Wednesday, February 8, 2012

The Litigators ...by John Grisham

If only life can run its course like a novel. Grisham's books are mostly the legal type... lawyers, courts, lawsuits. The kind of stuff that makes Law and Order a hit back in those days when most who watched it wanted to be a lawyer or have something to do with that field.

Anyway, this is a 2011 book, written at a time many young lawyers graduate from law schools in America only to find that law might not be such a lucrative field after all. These are days are surpluses.... supply is outstripping plum law positions. Tuition fees are soaring. It now can cost a small fortune to study at top law schools. Graduates are saddled with a huge study loan debt.... In Malaysia we are slowly coming to that too. Back to the book.

A young Harvard lawyer cracks up after 5 years at a huge and well-known law firm. He walks away from a 300K a-year salary. On the day ge cracks, he spends the day drinking away and then stumbles into a small law firm, with 2 lawyers, legal clerk and a dog. The senior partner is unhappily married, a former cop. He's in his 60s. The junior partner, fortyish, is sleazy enough to do what it takes to get a case or a settlement. The reader is brought into a world where lawyers are like hustlers. There are many hilarious situations.

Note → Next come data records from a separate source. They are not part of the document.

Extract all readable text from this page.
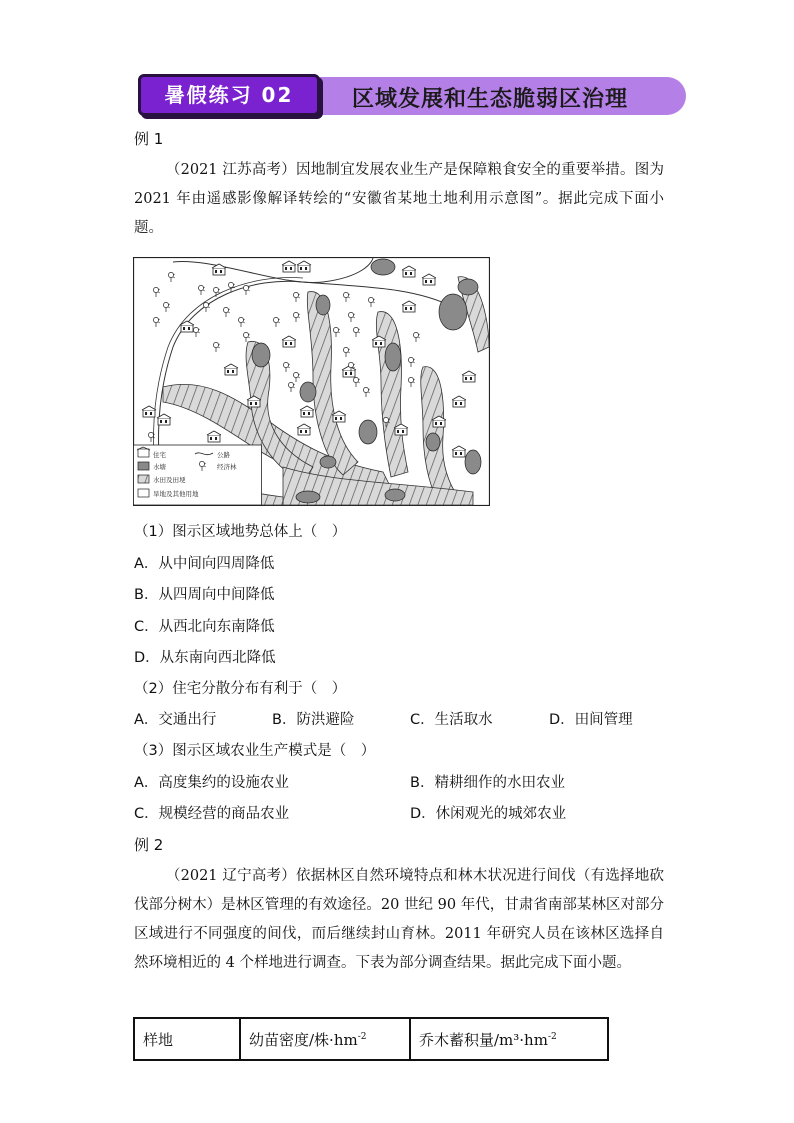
暑假练习 02	区域发展和生态脆弱区治理
例 1
（2021 江苏高考）因地制宜发展农业生产是保障粮食安全的重要举措。图为 2021 年由遥感影像解译转绘的“安徽省某地土地利用示意图”。据此完成下面小题。
住宅	公路
水塘	经济林
水田及田埂
旱地及其他用地
（1）图示区域地势总体上（　）
A．从中间向四周降低
B．从四周向中间降低
C．从西北向东南降低
D．从东南向西北降低
（2）住宅分散分布有利于（　）
A．交通出行	B．防洪避险	C．生活取水	D．田间管理
（3）图示区域农业生产模式是（　）
A．高度集约的设施农业	B．精耕细作的水田农业
C．规模经营的商品农业	D．休闲观光的城郊农业
例 2
（2021 辽宁高考）依据林区自然环境特点和林木状况进行间伐（有选择地砍伐部分树木）是林区管理的有效途径。20 世纪 90 年代，甘肃省南部某林区对部分区域进行不同强度的间伐，而后继续封山育林。2011 年研究人员在该林区选择自然环境相近的 4 个样地进行调查。下表为部分调查结果。据此完成下面小题。
样地	幼苗密度/株$\cdot hm^{-2}$	乔木蓄积量$/m^3\cdot hm^{-2}$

The case that makes the book is a drug related one, not of the drug cartel type but more of pharmaceutical. Mass tort law, suing big companies for releasing drugs not exhaustively tested, is the name of the game. Anyway, I think lawyers and big companies; they are the same. Both are like packs of vultures - go where the money is. Big law suits are still about the percentage lawyers get. One case and that's the break a struggling lawyer needs. A struggling lawyer is not necessarily old. These days, some struggle way on. Pharmaceutical companies are also about money. Testing done in third world countries where lives are inconsequential and less important because ignorance reigns.... and lousy leaders. Data collected, approval and sale of drugs, everything can be arranged, doctored.... It boils down to the money.

But the author tries to balance things up a bit, injecting hope, that there are still those who hang on to principles. In a case of lead poisoning, accountability by admitting and compensating as should came from the the toy company. A kid falls seriously ill, irreversible damages done and dies in the end. But the company owned up, apologized and compensated without much question. But underlying all that admission is still money rules. A toy company with a public case of poisoning due to their products cannot hope to survive long.

In the meantime, the young Harvard trained lawyer who walked away from his world of corporate law finds meaning in his life. The book ends with a fairy tale ending for him - kids, a new successful law firm, family and career seemingly in good balance. In a novel, that can be dictated... would be nice if we have that amount  of control over our own lives too.

Finished this 2 days ago after that particularly long read on Einstein. Didn't take much time, this one. Book 2. This year if I can do 12, it'd be quite an achievement. These days, the books that I am reading sway more to the textbook kind.... Not that I am complaining but trying to learn a new language in between is rather taxing.

1 comment:

Portugal said...

I have just finished "The Litigators" and did enjoy it. I have difficulty "getting into" some books, but this was not a slow start for me. Midway it was slowing down a bit, but then it seemed to pick up again and soon it ended. I have felt that a few of Grishom's weren't top entertainment, but this was worth the read and I was never sure what I would find until I completed it. Interesting tale about a small lawyer on the street taking on big money and a big pharmaceutical company with deep pockets.